Raccolta e utilizzo dei dati nel gioco d’azzardo

L'utilizzo dei dati potrebbe servire anche come strumento di prevenzione

La data science applicata al gioco d’azzardo può infatti avere una duplice direzione: da un lato, rappresenta un potente alleato per il monitoraggio e la prevenzione; dall’altro, rischia di essere impiegata per affinare strategie di marketing personalizzato, capaci di aumentare il tempo di permanenza sulla piattaforma e, di conseguenza, la spesa del giocatore.

data di pubblicazione:

26 Aprile 2026

Il ruolo della data science nella prevenzione del gioco d’azzardo patologico. E questo l’argomento di un articolo leggibile sul numero 1 del 2025 di BULLETTIN.

Il passaggio dai contesti fisici di gioco d’azzardo tradizionali alle piattaforme digitali, accessibili ovunque e in qualunque momento, negli ultimi anni ha comportato un’esplosione dei dati generati dai comportamenti dei giocatori: ogni clic, puntata, sessione, tempo di permanenza o reazione a una perdita può essere tracciato, archiviato e analizzato.

Tutti dati materia della data science che, “(…) attraverso tecniche di machine learning e modellazione predittiva, è in grado di rilevare pattern ricorrenti, anomalie e segnali di rischio.

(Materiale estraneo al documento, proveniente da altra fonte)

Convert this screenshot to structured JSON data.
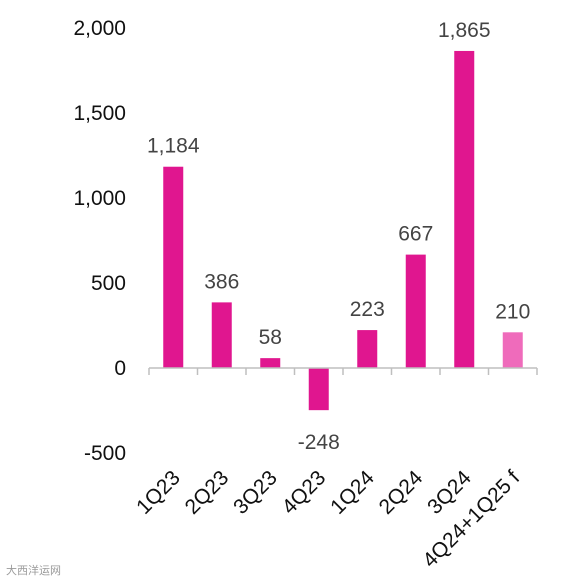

L’utilizzo di modelli predittivi nel gioco d’azzardo non si limita alla semplice profilazione dei giocatori, ma si inserisce in un contesto più ampio di sorveglianza algoritmica, in cui ogni interazione dell’utente viene tracciata e analizzata con l’obiettivo di prevederne il comportamento. La capacità di raccogliere dati granulari in tempo reale consente alle piattaforme di gioco di segmentare i giocatori, individuare i cosiddetti high-risk gamblers e personalizzare le offerte in modo dinamico”.

La data science applicata al gioco d’azzardo può infatti avere una duplice direzione: da un lato, rappresenta un potente alleato per il monitoraggio e la prevenzione (Auer & Griffiths, 2015, 339); dall’altro, rischia di essere impiegata per affinare strategie di marketing personalizzato, capaci di aumentare il tempo di permanenza sulla piattaforma e, di conseguenza, la spesa del giocatore (Zuboff, 2019).

La domanda che si pone il contributo riguarda il fatto se “È lecito raccogliere e analizzare dati comportamentali nel nome della prevenzione? È possibile conciliare la libertà individuale con una protezione algoritmica, senza scivolare in una forma di paternalismo digitale? E qual è la responsabilità degli operatori nel bilanciare gli interessi economici con la tutela delle persone vulnerabili?

“L’applicazione della data science al settore del gioco d’azzardo evidenzia con forza la duplice natura della tecnologia: essa può essere usata per generare profitto, sfruttando la vulnerabilità dei giocatori, oppure può diventare uno strumento di prevenzione e responsabilità sociale.

La differenza non risiede negli algoritmi in sé, ma nel sistema di valori che ne guida l’uso. In un panorama dominato dal capitalismo della sorveglianza, l’enorme quantità di dati generata dai comportamenti dei giocatori online viene raccolta e analizzata principalmente per ottimizzare strategie di marketing e massimizzare i profitti”.

In conclusione per gli autori “la sfida, dunque, è quella di costruire un equilibrio tra prevenzione algoritmica e rispetto dell’autonomia individuale, tra innovazione e trasparenza, tra efficienza e giustizia. Il rischio è che la tecnologia diventi uno strumento di controllo sociale mascherato da tutela, amplificando disuguaglianze e riducendo la libertà personale.
Il futuro della prevenzione nel gioco d’azzardo potrebbe quindi passare attraverso un uso etico e consapevole dei dati, in cui la protezione dell’individuo non sia subordinata al profitto aziendale, ma rappresenti un obiettivo centrale e non negoziabile. Una data science etica, orientata al benessere dell’utente, può diventare un alleato prezioso nella lotta contro la dipendenza patologica, tracciando la strada per un modello di gioco più sostenibile e umano”.